一人前の寿司職人になるには、長い修業が必要だと言われている。入店してしばらくは「追い回し」と呼ばれる下積み生活で、店の掃除や洗い物などに明け暮れる日々が続く。数年後「手子(てこ)」(寿司職人の助手)に昇格し、やっと職人の手伝いを許される。
しかし、まだ寿司を握れるわけではない。晴れて付け場(カウンター)に立てるまでには、「先輩の技を見て学ぶ」10年近い厳しい道のりが待ち受けているのだ。そのため寿司職人は、離職率の高いと言われる業種なのだ。
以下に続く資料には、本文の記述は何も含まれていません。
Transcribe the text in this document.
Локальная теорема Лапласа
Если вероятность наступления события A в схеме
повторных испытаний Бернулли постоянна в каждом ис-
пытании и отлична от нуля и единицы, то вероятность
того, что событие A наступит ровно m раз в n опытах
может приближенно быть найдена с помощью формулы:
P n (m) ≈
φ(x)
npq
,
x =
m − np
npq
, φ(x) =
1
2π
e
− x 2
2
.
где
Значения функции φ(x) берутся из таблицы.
そんな職人世界の育成スタイルを覆した寿司店が、2022年4月にオープンした『鮨 銀座おのでら 登龍門』(以下『登龍門』)だ。キャッチフレーズは「お客様に育てていただく鮨店」。この店では入社3年目からの若手が付け場に立ち、実践の場で技や接客術を磨いている。
同店は立ち食いスタイルで、自分のスマホから注文するモバイルオーダー制を採用、お好み寿司を一貫から楽しめるなど、カジュアルさをアピールしている。しかし提供されるネタは、同店と目と鼻の先にある『鮨 銀座おのでら 総本店』とまったく同じものというから驚きだ。総本店は夜の握りコースが27,500円する高級店である。『登龍門』ではそのネタを総本店の約1/3~1/5の価格で楽しめるのだ。
この価格設定は、いわば若手職人の「勉強代」である。銀座の客は彼らにとって最高の先生だ。若き職人の味や対話を楽しみながら、時に気づいた点を指摘して欲しい、リピーターとなって若手を育てて欲しい……。そんな思いがこの料金には込められている。店にとっても客にとってもWin-Winのシステムで、連日の行列ぶりもうなずけるというものだ。